Program
Franck: Piano Trio in F-sharp minor, Op. 1 No. 1
I. Andante con moto
II. Allegro molto
III. Finale. Allegro maestoso
Intermission
Lekeu: Piano Trio in B minor
I. Lent – Allegro
II. Très lent
III. Très animé
IV. Lent – Animé
Judy Lou, cello
Andrea Tremblay, piano
Jeremy Ferland, violin
César Franck and Guillaume Lekeu embody a powerful lineage in French-Belgian chamber music. Franck’s early Piano Trio in F-sharp minor sets out the harmonic warmth and cyclical logic that became his hallmark. Lekeu, his devoted pupil, absorbed that language and transformed it into something intensely personal and strikingly modern for its time.

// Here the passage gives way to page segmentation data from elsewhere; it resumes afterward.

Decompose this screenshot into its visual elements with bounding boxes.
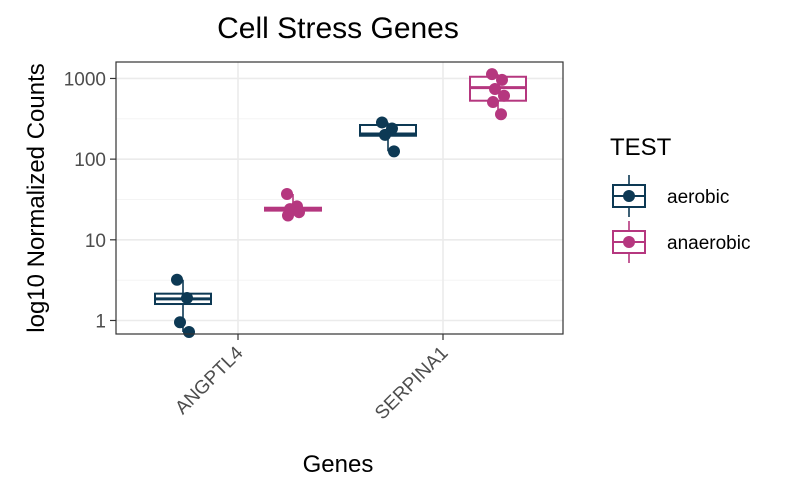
x-tick-label: ANGPTL4 — [171, 342, 247, 418]
data-point — [379, 128, 391, 141]
data-point — [498, 89, 510, 102]
data-point — [293, 206, 305, 219]
y-axis-title: log10 Normalized Counts — [23, 63, 50, 332]
x-axis: ANGPTL4 SERPINA1 — [171, 334, 453, 424]
data-point — [496, 73, 508, 86]
data-point — [183, 325, 195, 338]
box-anaerobic-ANGPTL4 — [264, 187, 322, 222]
plot-border — [115, 61, 564, 335]
y-tick-label: 100 — [74, 150, 106, 171]
legend-title: TEST — [610, 134, 672, 161]
y-tick-label: 10 — [85, 231, 106, 252]
data-point — [388, 145, 400, 158]
legend-label: aerobic — [667, 187, 729, 208]
data-point — [181, 291, 193, 304]
plot-marks — [154, 68, 527, 338]
data-point — [171, 273, 183, 286]
data-point — [487, 96, 499, 109]
data-point — [486, 68, 498, 81]
y-tick-label: 1 — [95, 311, 106, 332]
box-aerobic-ANGPTL4 — [154, 273, 212, 338]
chart-title: Cell Stress Genes — [217, 12, 459, 45]
data-point — [174, 316, 186, 329]
x-tick-label: SERPINA1 — [371, 343, 452, 424]
data-point — [282, 209, 294, 222]
grid — [116, 62, 563, 334]
data-point — [495, 108, 507, 121]
legend-entry-aerobic: aerobic — [612, 175, 729, 217]
box-anaerobic-SERPINA1 — [469, 68, 527, 121]
box-aerobic-SERPINA1 — [359, 116, 417, 158]
x-axis-title: Genes — [303, 451, 374, 478]
y-tick-label: 1000 — [64, 69, 106, 90]
legend-entry-anaerobic: anaerobic — [612, 221, 750, 263]
legend: TEST aerobic anaerobic — [610, 134, 750, 263]
legend-label: anaerobic — [667, 233, 750, 254]
legend-key-point — [623, 236, 635, 248]
data-point — [376, 116, 388, 129]
data-point — [489, 83, 501, 96]
y-axis: 1 10 100 1000 — [64, 69, 116, 332]
data-point — [281, 187, 293, 200]
legend-key-point — [623, 190, 635, 202]
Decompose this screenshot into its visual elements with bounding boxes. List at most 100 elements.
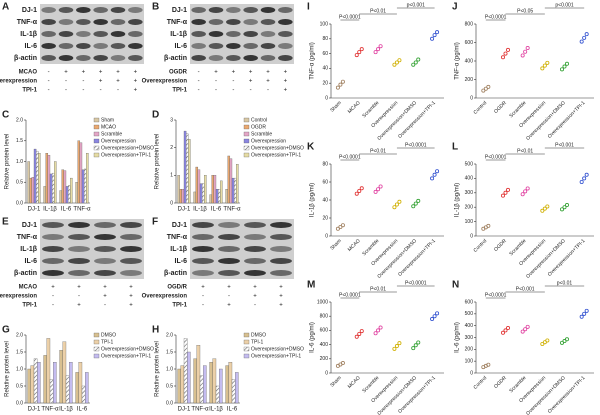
- x-tick-label: OGDR: [493, 375, 508, 390]
- blot-band: [270, 258, 292, 264]
- x-tick-label: Sham: [329, 238, 342, 251]
- y-tick-label: 2.0: [166, 332, 173, 338]
- y-tick-label: 600: [465, 299, 474, 305]
- blot-band: [58, 19, 74, 25]
- panel-letter: G: [2, 325, 10, 336]
- condition-label: MCAO: [19, 285, 38, 291]
- condition-sign: -: [232, 88, 234, 94]
- condition-sign: -: [202, 303, 204, 309]
- data-point: [397, 58, 402, 63]
- data-point: [354, 334, 359, 339]
- condition-sign: +: [279, 285, 283, 291]
- significance-label: p<0.001: [407, 2, 425, 8]
- data-point: [392, 205, 397, 210]
- legend-label: Control: [251, 117, 267, 123]
- significance-label: p<0.001: [555, 2, 573, 8]
- blot-band: [192, 246, 214, 252]
- condition-sign: -: [228, 294, 230, 300]
- y-tick-label: 1: [170, 173, 173, 179]
- legend-swatch: [93, 145, 100, 151]
- data-point: [359, 47, 364, 52]
- blot-band: [42, 234, 64, 240]
- bar: [225, 365, 229, 404]
- blot-band: [120, 258, 142, 264]
- bar: [38, 153, 41, 204]
- bar: [220, 180, 223, 204]
- bar: [33, 358, 38, 404]
- blot-band: [76, 31, 91, 37]
- condition-sign: -: [117, 88, 119, 94]
- blot-band: [41, 19, 56, 25]
- condition-sign: +: [214, 70, 218, 76]
- blot-band: [260, 19, 276, 25]
- bar: [45, 153, 49, 204]
- legend-label: Scramble: [101, 131, 122, 137]
- bar: [61, 169, 65, 204]
- blot-band: [93, 7, 108, 13]
- condition-sign: +: [266, 79, 270, 85]
- condition-label: OGD/R: [167, 285, 187, 291]
- y-tick-label: 1.5: [166, 349, 173, 355]
- condition-sign: +: [227, 303, 231, 309]
- x-tick-label: IL-1β: [59, 407, 73, 413]
- significance-label: P<0.0001: [485, 154, 507, 160]
- x-tick-label: Scramble: [508, 100, 527, 119]
- legend-swatch: [243, 131, 250, 137]
- data-point: [565, 337, 570, 342]
- significance-label: P<0.001: [555, 142, 574, 148]
- data-point: [435, 30, 440, 35]
- legend-swatch: [243, 332, 250, 338]
- legend-swatch: [93, 346, 100, 352]
- condition-sign: -: [254, 303, 256, 309]
- legend-swatch: [243, 152, 250, 158]
- y-tick-label: 600: [465, 40, 474, 46]
- condition-sign: -: [48, 88, 50, 94]
- condition-sign: +: [64, 70, 68, 76]
- bar: [75, 182, 78, 204]
- data-point: [523, 189, 528, 194]
- blot-band: [58, 43, 74, 49]
- y-tick-label: 0.5: [166, 383, 173, 389]
- significance-label: P<0.0001: [405, 280, 427, 286]
- data-point: [359, 329, 364, 334]
- data-point: [582, 311, 587, 316]
- x-tick-label: TNF-α: [41, 407, 59, 413]
- blot-band: [260, 43, 276, 49]
- blot-band: [278, 7, 293, 13]
- y-tick-label: 80: [322, 36, 328, 42]
- x-tick-label: Overexpression+TPI-1: [547, 238, 587, 278]
- data-point: [394, 344, 399, 349]
- bar: [217, 189, 221, 204]
- significance-label: P<0.0001: [405, 142, 427, 148]
- data-point: [373, 50, 378, 55]
- x-tick-label: Control: [473, 238, 489, 254]
- blot-band: [191, 43, 206, 49]
- y-tick-label: 100: [465, 219, 474, 225]
- legend-label: Overexpression+TPI-1: [101, 353, 151, 359]
- condition-sign: +: [232, 70, 236, 76]
- y-tick-label: 500: [465, 311, 474, 317]
- y-axis-label: Relative protein level: [155, 341, 161, 397]
- y-axis-label: IL-6 (pg/ml): [455, 322, 461, 353]
- panel-letter: L: [452, 142, 458, 153]
- data-point: [357, 50, 362, 55]
- blot-band: [244, 246, 266, 252]
- x-tick-label: Scramble: [508, 375, 527, 394]
- x-tick-label: Control: [473, 100, 489, 116]
- blot-band: [218, 222, 240, 228]
- data-point: [340, 223, 345, 228]
- data-point: [397, 341, 402, 346]
- bar: [46, 338, 51, 404]
- blot-band: [76, 7, 91, 13]
- data-point: [542, 63, 547, 68]
- band-label: IL-1β: [20, 31, 37, 38]
- panel-letter: I: [307, 2, 310, 13]
- data-point: [338, 224, 343, 229]
- panel-letter: D: [152, 110, 159, 121]
- x-tick-label: Overexpression+TPI-1: [397, 238, 437, 278]
- blot-band: [110, 43, 126, 49]
- data-point: [411, 346, 416, 351]
- bar: [180, 365, 185, 404]
- condition-sign: +: [134, 79, 138, 85]
- condition-label: Overexpression: [142, 79, 188, 85]
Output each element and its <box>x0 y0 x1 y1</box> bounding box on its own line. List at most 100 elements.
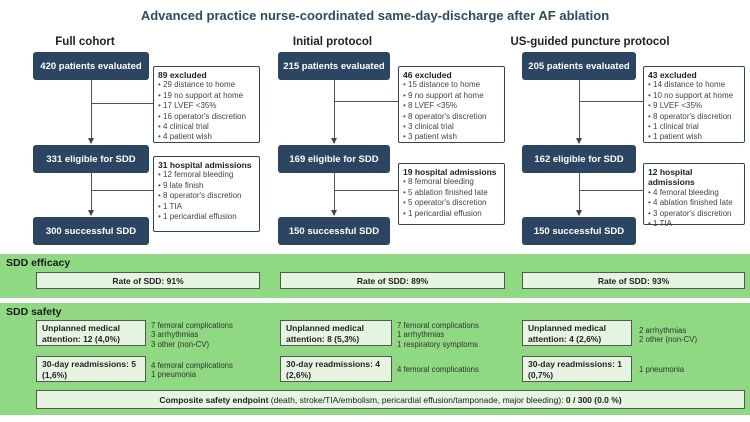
unplanned-details-initial-protocol: 7 femoral complications 1 arrhythmias 1 … <box>397 321 507 349</box>
admissions-item: 5 operator's discretion <box>403 198 500 208</box>
admissions-header: 31 hospital admissions <box>158 160 252 170</box>
arrow-down-icon <box>331 210 337 216</box>
readmission-details-us-guided: 1 pneumonia <box>639 365 745 374</box>
detail-line: 1 respiratory symptoms <box>397 339 479 349</box>
detail-line: 3 arrhythmias <box>151 330 199 340</box>
unplanned-attention-us-guided: Unplanned medical attention: 4 (2,6%) <box>522 320 632 346</box>
admissions-box-initial-protocol: 19 hospital admissions 8 femoral bleedin… <box>398 163 505 225</box>
excluded-item: 10 no support at home <box>648 91 740 101</box>
composite-detail: (death, stroke/TIA/embolism, pericardial… <box>268 394 564 405</box>
successful-box-us-guided: 150 successful SDD <box>522 217 636 245</box>
excluded-box-initial-protocol: 46 excluded 15 distance to home 9 no sup… <box>398 66 505 143</box>
excluded-item: 8 LVEF <35% <box>403 101 500 111</box>
eligible-box-full-cohort: 331 eligible for SDD <box>33 145 149 173</box>
arrow-down-icon <box>576 138 582 144</box>
admissions-item: 4 femoral bleeding <box>648 188 740 198</box>
admissions-item: 3 operator's discretion <box>648 209 740 219</box>
admissions-header: 19 hospital admissions <box>403 167 497 177</box>
excluded-item: 9 no support at home <box>403 91 500 101</box>
admissions-item: 8 femoral bleeding <box>403 177 500 187</box>
flow-branch <box>579 101 643 102</box>
readmission-details-initial-protocol: 4 femoral complications <box>397 365 507 374</box>
efficacy-title: SDD efficacy <box>6 257 71 269</box>
readmissions-us-guided: 30-day readmissions: 1 (0,7%) <box>522 356 632 382</box>
eligible-box-us-guided: 162 eligible for SDD <box>522 145 636 173</box>
unplanned-attention-initial-protocol: Unplanned medical attention: 8 (5,3%) <box>280 320 392 346</box>
excluded-item: 16 operator's discretion <box>158 112 255 122</box>
eligible-box-initial-protocol: 169 eligible for SDD <box>278 145 390 173</box>
unplanned-attention-full-cohort: Unplanned medical attention: 12 (4,0%) <box>36 320 146 346</box>
evaluated-box-full-cohort: 420 patients evaluated <box>33 52 149 80</box>
admissions-item: 5 ablation finished late <box>403 188 500 198</box>
admissions-item: 8 operator's discretion <box>158 191 255 201</box>
unplanned-details-us-guided: 2 arrhythmias 2 other (non-CV) <box>639 326 745 345</box>
detail-line: 4 femoral complications <box>151 361 233 370</box>
efficacy-rate-full-cohort: Rate of SDD: 91% <box>36 272 260 289</box>
detail-line: 4 femoral complications <box>397 365 479 374</box>
detail-line: 2 arrhythmias <box>639 326 687 335</box>
excluded-box-us-guided: 43 excluded 14 distance to home 10 no su… <box>643 66 745 143</box>
flow-line <box>334 80 335 143</box>
arrow-down-icon <box>88 138 94 144</box>
column-heading-us-guided: US-guided puncture protocol <box>510 36 670 48</box>
detail-line: 1 pneumonia <box>639 365 685 374</box>
excluded-item: 4 clinical trial <box>158 122 255 132</box>
arrow-down-icon <box>576 210 582 216</box>
flow-branch <box>334 101 398 102</box>
excluded-item: 29 distance to home <box>158 80 255 90</box>
excluded-header: 89 excluded <box>158 70 207 80</box>
detail-line: 3 other (non-CV) <box>151 339 210 349</box>
successful-box-full-cohort: 300 successful SDD <box>33 217 149 245</box>
admissions-box-full-cohort: 31 hospital admissions 12 femoral bleedi… <box>153 156 260 232</box>
excluded-item: 8 operator's discretion <box>403 112 500 122</box>
admissions-header: 12 hospital admissions <box>648 167 695 188</box>
readmissions-initial-protocol: 30-day readmissions: 4 (2,6%) <box>280 356 392 382</box>
excluded-item: 17 LVEF <35% <box>158 101 255 111</box>
flow-branch <box>334 190 398 191</box>
excluded-item: 3 patient wish <box>403 132 500 142</box>
excluded-item: 1 clinical trial <box>648 122 740 132</box>
admissions-item: 9 late finish <box>158 181 255 191</box>
excluded-header: 43 excluded <box>648 70 697 80</box>
admissions-item: 4 ablation finished late <box>648 198 740 208</box>
excluded-item: 4 patient wish <box>158 132 255 142</box>
figure-title: Advanced practice nurse-coordinated same… <box>140 8 610 23</box>
flow-branch <box>91 190 153 191</box>
excluded-item: 1 patient wish <box>648 132 740 142</box>
flow-branch <box>91 103 153 104</box>
excluded-item: 19 no support at home <box>158 91 255 101</box>
excluded-item: 14 distance to home <box>648 80 740 90</box>
detail-line: 1 arrhythmias <box>397 330 445 340</box>
readmission-details-full-cohort: 4 femoral complications 1 pneumonia <box>151 361 259 380</box>
detail-line: 7 femoral complications <box>397 321 479 330</box>
detail-line: 2 other (non-CV) <box>639 335 698 345</box>
readmissions-full-cohort: 30-day readmissions: 5 (1,6%) <box>36 356 146 382</box>
flow-line <box>91 80 92 143</box>
column-heading-initial-protocol: Initial protocol <box>292 36 373 48</box>
excluded-item: 15 distance to home <box>403 80 500 90</box>
excluded-item: 8 operator's discretion <box>648 112 740 122</box>
efficacy-rate-initial-protocol: Rate of SDD: 89% <box>280 272 505 289</box>
arrow-down-icon <box>88 210 94 216</box>
admissions-item: 1 TIA <box>648 219 740 229</box>
evaluated-box-us-guided: 205 patients evaluated <box>522 52 636 80</box>
admissions-item: 1 pericardial effusion <box>158 212 255 222</box>
flow-branch <box>579 190 643 191</box>
composite-label: Composite safety endpoint <box>159 394 269 405</box>
admissions-item: 1 TIA <box>158 202 255 212</box>
detail-line: 7 femoral complications <box>151 321 233 330</box>
composite-value: 0 / 300 (0.0 %) <box>563 394 622 405</box>
evaluated-box-initial-protocol: 215 patients evaluated <box>278 52 390 80</box>
excluded-item: 3 clinical trial <box>403 122 500 132</box>
composite-safety-endpoint: Composite safety endpoint (death, stroke… <box>36 390 745 409</box>
detail-line: 1 pneumonia <box>151 370 197 380</box>
admissions-item: 12 femoral bleeding <box>158 170 255 180</box>
column-heading-full-cohort: Full cohort <box>55 36 115 48</box>
successful-box-initial-protocol: 150 successful SDD <box>278 217 390 245</box>
admissions-box-us-guided: 12 hospital admissions 4 femoral bleedin… <box>643 163 745 228</box>
arrow-down-icon <box>331 138 337 144</box>
unplanned-details-full-cohort: 7 femoral complications 3 arrhythmias 3 … <box>151 321 259 349</box>
excluded-item: 9 LVEF <35% <box>648 101 740 111</box>
flow-line <box>579 80 580 143</box>
efficacy-rate-us-guided: Rate of SDD: 93% <box>522 272 745 289</box>
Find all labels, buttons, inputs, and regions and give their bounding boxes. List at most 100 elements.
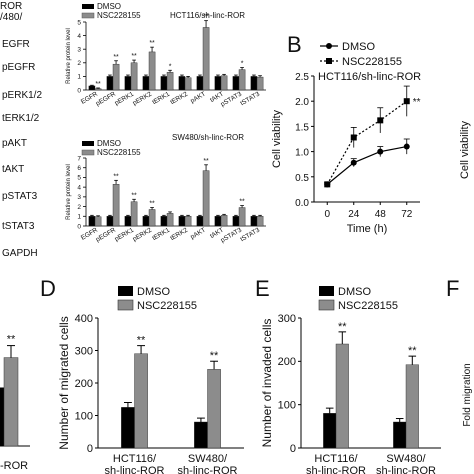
x-tick-label: HCT116/: [314, 453, 358, 465]
y-tick-label: 100: [75, 410, 93, 422]
legend-label-nsc: NSC228155: [97, 148, 141, 157]
x-tick-label: SW480/: [386, 453, 426, 465]
bar: [256, 76, 264, 91]
significance-mark: **: [131, 192, 137, 199]
panel-label-f: F: [446, 276, 459, 301]
x-tick-label: pSTAT3: [220, 90, 244, 108]
significance-mark: **: [203, 14, 209, 21]
bar: [393, 421, 407, 449]
bar: [121, 407, 135, 449]
bar: [256, 216, 264, 227]
y-tick-label: 0.5: [295, 173, 309, 184]
significance-mark: *: [241, 61, 244, 68]
legend-label-nsc: NSC228155: [342, 56, 402, 68]
protein-sw480-marks: ** ** ** ** **: [88, 158, 264, 227]
x-tick-label: pERK1: [114, 90, 136, 107]
series-line: [326, 100, 408, 185]
y-tick-label: 300: [278, 313, 296, 325]
bar: [112, 63, 120, 91]
bar: [160, 216, 168, 227]
bar: [232, 76, 240, 91]
western-blot-labels: ROR /480/ EGFR pEGFR pERK1/2 tERK1/2 pAKT tAK…: [0, 1, 42, 259]
viability-legend: DMSO NSC228155: [320, 41, 402, 68]
bar: [124, 216, 132, 227]
blot-band-label: pERK1/2: [2, 90, 42, 101]
bar: [142, 216, 150, 227]
left-partial-marks: ** -ROR: [0, 334, 30, 472]
protein-hct116-title: HCT116/sh-linc-ROR: [170, 11, 245, 20]
y-tick-label: 0: [290, 443, 296, 455]
significance-mark: **: [131, 53, 137, 60]
bar: [130, 62, 138, 91]
y-tick-label: 4: [77, 184, 81, 191]
x-tick-label: tERK1: [151, 226, 171, 242]
viability-marks: **: [324, 85, 421, 188]
data-point: [324, 181, 331, 188]
x-tick-label: HCT116/: [113, 453, 157, 465]
x-tick-label: tERK1: [151, 90, 171, 106]
bar: [134, 353, 148, 449]
legend-label-nsc: NSC228155: [338, 300, 398, 312]
x-tick-label: pERK2: [132, 226, 154, 243]
blot-band-label: pEGFR: [2, 62, 35, 73]
legend-swatch-dmso: [118, 286, 133, 296]
significance-mark: **: [149, 201, 155, 208]
x-tick-label: 48: [375, 209, 387, 220]
bar: [184, 216, 192, 227]
y-tick-label: 2.0: [295, 97, 309, 108]
legend-swatch-dmso: [82, 4, 94, 9]
significance-mark: **: [203, 158, 209, 165]
bar: [148, 209, 156, 227]
legend-label-dmso: DMSO: [137, 286, 170, 298]
significance-mark: **: [210, 350, 219, 362]
x-tick-label: SW480/: [188, 453, 228, 465]
x-tick-label: pERK1: [114, 226, 136, 243]
bar: [178, 216, 186, 227]
y-tick-label: 4: [77, 33, 81, 40]
x-tick-label: 72: [401, 209, 413, 220]
data-point: [377, 148, 384, 155]
data-point: [403, 143, 410, 150]
migration-chart: 0 100 200 300 400 Number of migrated cells HCT…: [57, 286, 244, 474]
bar: [207, 369, 221, 449]
legend-swatch-nsc: [318, 299, 335, 311]
bar: [124, 76, 132, 91]
bar: [323, 413, 337, 449]
x-tick-label: tERK2: [169, 90, 189, 106]
legend-marker-dmso: [326, 43, 332, 49]
x-tick-label: pAKT: [189, 91, 207, 105]
protein-hct116-marks: **** ********: [88, 14, 264, 91]
legend-label-nsc: NSC228155: [97, 11, 141, 20]
bar: [0, 387, 4, 446]
y-tick-label: 0: [77, 87, 81, 94]
bar: [194, 421, 208, 449]
significance-mark: **: [413, 97, 421, 108]
bar: [232, 216, 240, 227]
y-tick-label: 2.5: [295, 72, 309, 83]
y-tick-label: 0.0: [295, 198, 309, 209]
bar: [94, 88, 102, 91]
data-point: [350, 159, 357, 166]
x-tick-label: pERK2: [132, 90, 154, 107]
blot-header-top: ROR: [0, 1, 22, 12]
migration-legend: DMSO NSC228155: [117, 286, 197, 312]
significance-mark: **: [113, 173, 119, 180]
legend-label-dmso: DMSO: [97, 2, 121, 11]
bar: [166, 213, 174, 227]
left-partial-chart: ** -ROR: [0, 334, 30, 472]
protein-sw480-legend: DMSO NSC228155: [81, 139, 141, 157]
blot-band-label: tSTAT3: [2, 221, 35, 232]
right-panel-ylabel: Cell viability: [459, 120, 471, 179]
y-tick-label: 3: [77, 46, 81, 53]
bar: [148, 51, 156, 91]
x-tick-label: 24: [348, 209, 360, 220]
y-axis-label: Relative protein level: [66, 164, 72, 220]
y-axis-label: Cell viability: [271, 109, 283, 168]
x-tick-label: sh-linc-ROR: [306, 465, 366, 474]
y-tick-label: 200: [75, 378, 93, 390]
y-axis-label: Relative protein level: [66, 28, 72, 84]
bar: [130, 201, 138, 227]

César Franck (1822–1890) Piano Trio in F-sharp minor, Op. 1 No. 1
Franck wrote this trio in his late twenties, at a moment when he was beginning to define the voice that would later blossom in works like the Violin Sonata and the Symphony in D minor. What stands out here is the germ of an idea that Franck would come back to throughout his life: cyclical form. Motifs introduced at the outset return—transformed—in later movements, binding the work with a sense of narrative inevitability.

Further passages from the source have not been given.